FRIENDS WITH THE ENEMY
ISBN 978-1-9999075-3-2 / 206 pages €12.95
This brand new title from renowned Irish author Val Mulkerns is a quirky, memoir that dances through a life in a non-chronological way, and is often a musing on writing and how it was to be a writer in Ireland in the second half of the twentieth century. It was described by Carlo Gébler in The Irish Times as, “protean and quixotic, mercurial and wayward … though always human and tender”.
It is sadly her last work, as the author passed away on Saturday, 10th March 2018 just a couple of weeks after her 93rd birthday. Please do take time to see more about her on her website: www.ValMulkerns.com. You can read the full review of Friends with The Enemy here.
A long-standing figure of Irish letters and member of Aosdána, Val Mulkerns’s writing has been described by Sebastian Barry as, “a masterly writer in the tradition of Seán Ó Faoláin” and in an Irish Times review of Memory and Desire in 2016, Anne Enright noted that in her work, “liberalising, Shavian voices form a neglected strand of the Irish tradition.”
This elegant memoir begins with tales of intriguing ancestors, leads us through early days of a Bohemian Dublin childhood and then to a teaching position in Britain, and to explore the sunnier climes of post-war Europe and Italy.
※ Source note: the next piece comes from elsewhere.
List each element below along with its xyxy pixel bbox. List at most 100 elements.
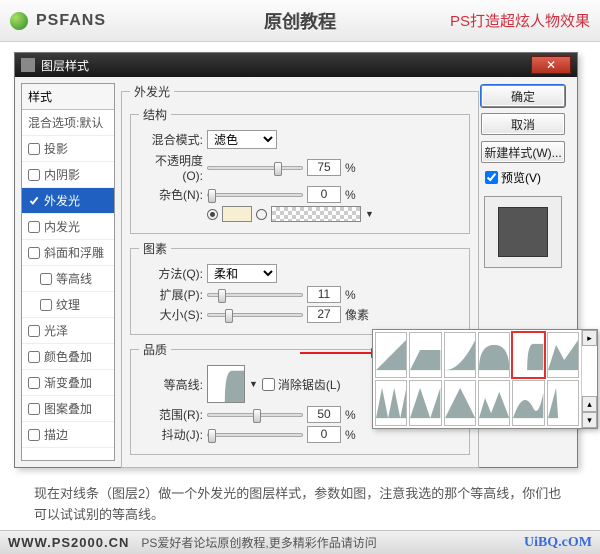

On her return to Dublin, she began working at the famed literary review, The Bell under editor Peadar O’Donnell.
She describes how her first novel, A Time Outworn, was released to critical acclaim in Ireland in 1952. In 1953 she married Maurice Kennedy and they have two sons and a daughter. She subsequently published four more novels, two children’s books and many essays and critical writings. She later worked as a journalist and columnist and has been a much-loved voice on RTE’s “Sunday Miscellany” programme down the years. Friends With the Enemy is a beautifully written tome that takes in almost 70 years of life and times in literary Ireland.